The brief notice below demonstrates that although the war had ended Norman had not given up her task of helping French citizens and was still involved in attempting to alleviate suffering caused by the war.

For French Refugees

Atlantans who wish to contribute to the gift money to be sent to Miss Norman Derr (Mlle. Miss), Atlanta Red Cross nurse in France, to provide some Christmas cheer for the refugees in the section in which Miss Derr is engaged, are reminded that the money must be cable to Miss Derr by December 18.  Only money can be sent and it may be addressed to Mrs. C. B Wilmer, 700 Piedmont Avenue.

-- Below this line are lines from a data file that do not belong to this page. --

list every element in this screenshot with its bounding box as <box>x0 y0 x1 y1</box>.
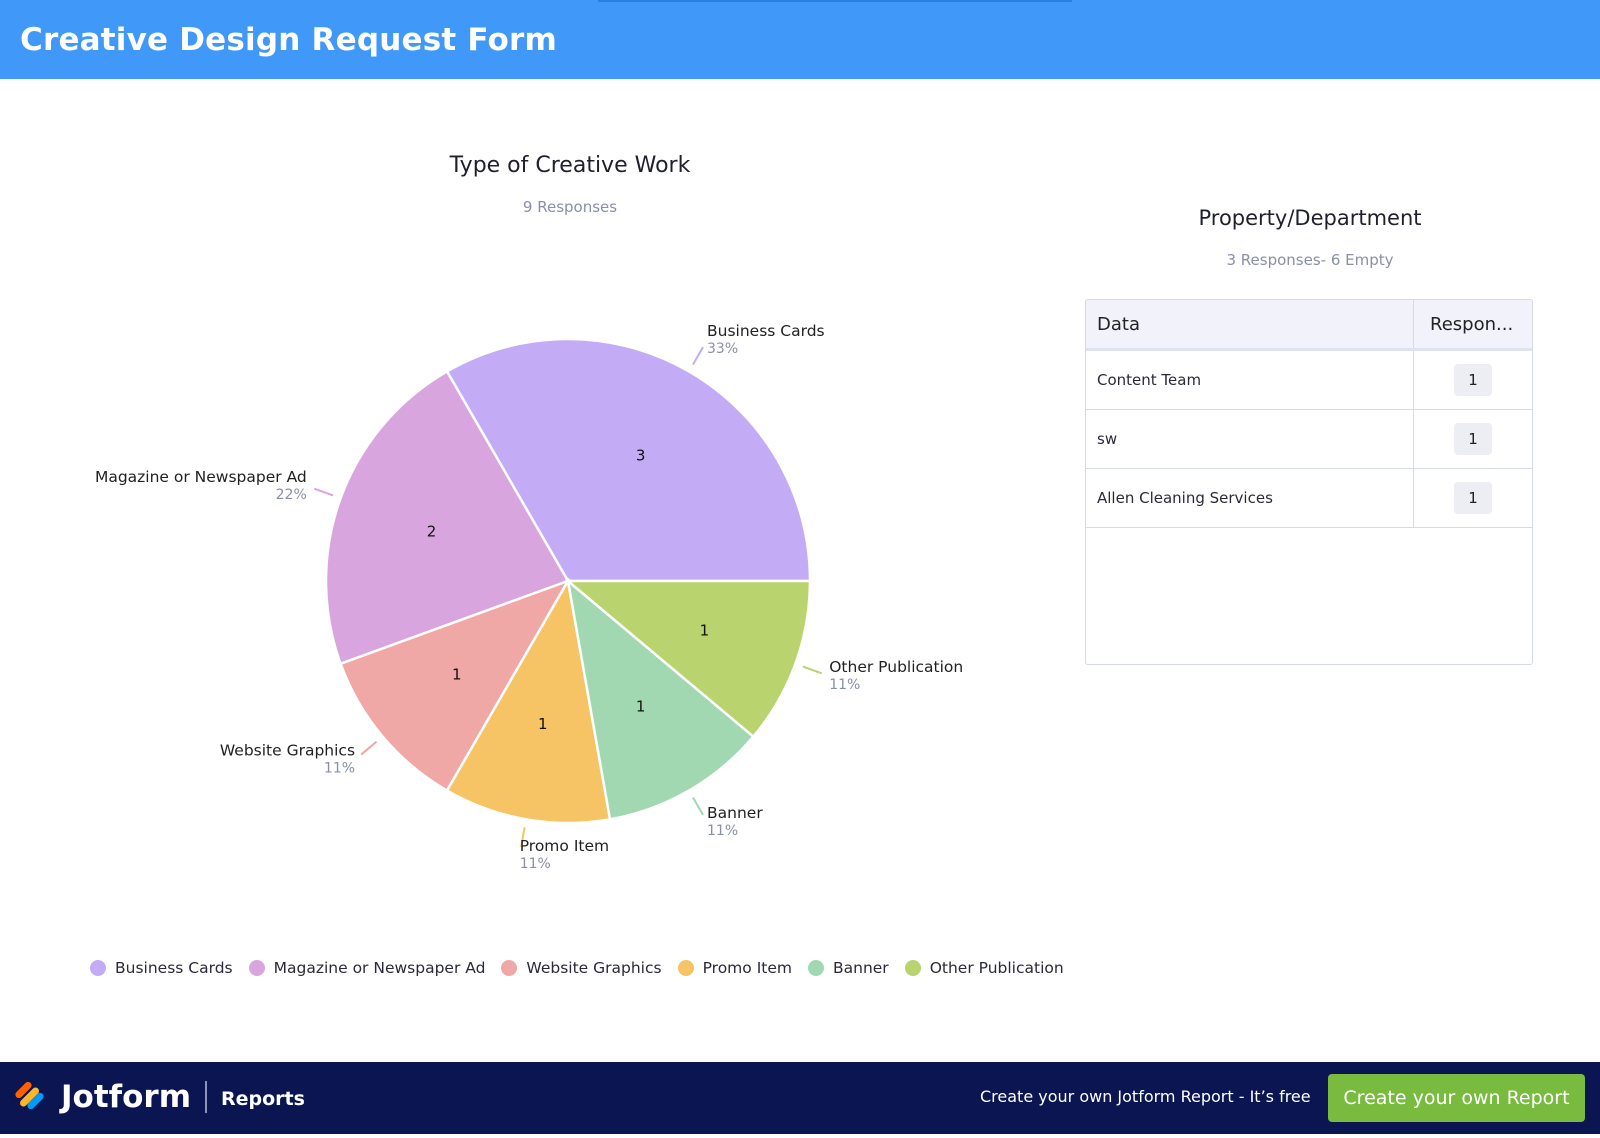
table-header: Data Respon... <box>1086 300 1532 351</box>
row-data-cell: Allen Cleaning Services <box>1086 469 1414 527</box>
legend-label: Promo Item <box>702 959 792 977</box>
slice-category-label: Magazine or Newspaper Ad <box>95 468 307 486</box>
brand-name[interactable]: Jotform <box>61 1079 192 1115</box>
brand-divider <box>205 1081 207 1113</box>
header-bar: Creative Design Request Form <box>0 0 1600 79</box>
slice-percent-label: 11% <box>707 823 738 839</box>
responses-table: Data Respon... Content Team 1 sw 1 Allen… <box>1085 299 1533 665</box>
row-data-cell: sw <box>1086 410 1414 468</box>
pie-slice[interactable] <box>564 579 812 739</box>
footer-bar: Jotform Reports Create your own Jotform … <box>0 1062 1600 1134</box>
chart-title: Type of Creative Work <box>449 153 691 178</box>
legend-label: Other Publication <box>929 959 1064 977</box>
slice-percent-label: 11% <box>520 856 551 872</box>
count-badge: 1 <box>1454 364 1492 396</box>
slice-leader-line <box>360 740 378 756</box>
slice-category-label: Business Cards <box>707 322 825 340</box>
page-title: Creative Design Request Form <box>20 22 557 58</box>
slice-category-label: Promo Item <box>520 837 609 855</box>
count-badge: 1 <box>1454 423 1492 455</box>
table-row: Allen Cleaning Services 1 <box>1086 469 1532 528</box>
pie-slice[interactable] <box>445 337 812 583</box>
legend-item[interactable]: Magazine or Newspaper Ad <box>248 959 486 977</box>
legend-label: Website Graphics <box>526 959 662 977</box>
slice-value-label: 1 <box>538 715 548 733</box>
legend-swatch <box>807 960 824 976</box>
slice-percent-label: 22% <box>276 487 307 503</box>
slice-category-label: Other Publication <box>829 658 963 676</box>
slice-leader-line <box>313 487 334 497</box>
legend-swatch <box>90 960 106 976</box>
slice-value-label: 1 <box>452 665 462 683</box>
table-row: sw 1 <box>1086 410 1532 469</box>
row-count-cell: 1 <box>1414 351 1532 409</box>
pie-slice[interactable] <box>566 577 756 821</box>
legend-item[interactable]: Promo Item <box>677 959 792 977</box>
row-data-cell: Content Team <box>1086 351 1414 409</box>
table-subtitle: 3 Responses- 6 Empty <box>1226 251 1394 269</box>
pie-slice[interactable] <box>324 369 570 666</box>
legend-item[interactable]: Business Cards <box>90 959 233 977</box>
slice-category-label: Website Graphics <box>220 742 355 760</box>
slice-leader-line <box>520 827 526 848</box>
pie-slice[interactable] <box>445 577 612 825</box>
legend-swatch <box>904 960 921 976</box>
row-count-cell: 1 <box>1414 410 1532 468</box>
column-header-responses[interactable]: Respon... <box>1430 313 1514 335</box>
slice-percent-label: 33% <box>707 341 738 357</box>
slice-category-label: Banner <box>707 804 763 822</box>
table-row: Content Team 1 <box>1086 351 1532 410</box>
slice-value-label: 1 <box>700 622 710 640</box>
legend-item[interactable]: Other Publication <box>904 959 1064 977</box>
legend-label: Business Cards <box>115 959 233 977</box>
slice-leader-line <box>692 797 704 816</box>
legend-label: Banner <box>832 959 889 977</box>
legend-item[interactable]: Banner <box>807 959 889 977</box>
slice-percent-label: 11% <box>324 761 355 777</box>
create-report-button[interactable]: Create your own Report <box>1328 1074 1585 1122</box>
legend-item[interactable]: Website Graphics <box>501 959 662 977</box>
count-badge: 1 <box>1454 482 1492 514</box>
slice-value-label: 3 <box>636 446 646 464</box>
slice-value-label: 2 <box>427 522 437 540</box>
column-header-data[interactable]: Data <box>1086 300 1414 348</box>
legend-swatch <box>677 960 694 976</box>
table-title: Property/Department <box>1198 206 1422 230</box>
jotform-logo-icon[interactable] <box>14 1082 48 1114</box>
legend-swatch <box>248 960 265 976</box>
slice-percent-label: 11% <box>829 677 860 693</box>
legend-label: Magazine or Newspaper Ad <box>273 959 486 977</box>
row-count-cell: 1 <box>1414 469 1532 527</box>
chart-subtitle: 9 Responses <box>522 198 618 216</box>
slice-leader-line <box>802 665 823 675</box>
legend-swatch <box>501 960 518 976</box>
chart-legend: Business Cards Magazine or Newspaper Ad We… <box>90 959 1080 977</box>
header-accent-line <box>598 0 1072 2</box>
slice-leader-line <box>692 346 704 365</box>
promo-text: Create your own Jotform Report - It’s fr… <box>980 1087 1311 1106</box>
product-name: Reports <box>221 1088 305 1110</box>
pie-slice[interactable] <box>338 578 571 793</box>
slice-value-label: 1 <box>636 698 646 716</box>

Atlanta Constitution, December 15 1918; 

Not only was Norman awarded the Croix de Guerre in 1918 but in 1919 she was also decorated with the Medal of Gratitude from the People of France.  The citation was published in April 1919 in the ‘Official Journal of the French Republic’ and is shown below.

2 April 1919

Journel Officiel de la Republique Francais

2nd class argent

Miss Derr (Norman) de nationalite americaine, infirmier benevole, excellente infirmier d’un devonement aupres de ses malades au-dessus de tout eloge.  A rendu les plus precieux services depuis le debut de la guerre dans nombre de formations sanitaires dont quelques-unes exposees au bombardment.

La medaille de la reconnaissance Francais

Per decret du President de la Republique

 A translation of the above text:
Miss Derr, an American National, an excellent voluntary nurse who displayed a devotion to the injured deserving of the highest praise. She rendered the most valuable service from the commencement of the war in numerous medical facilities of which many were often exposed to bombardment.
A Medal of Gratitude from the People of France.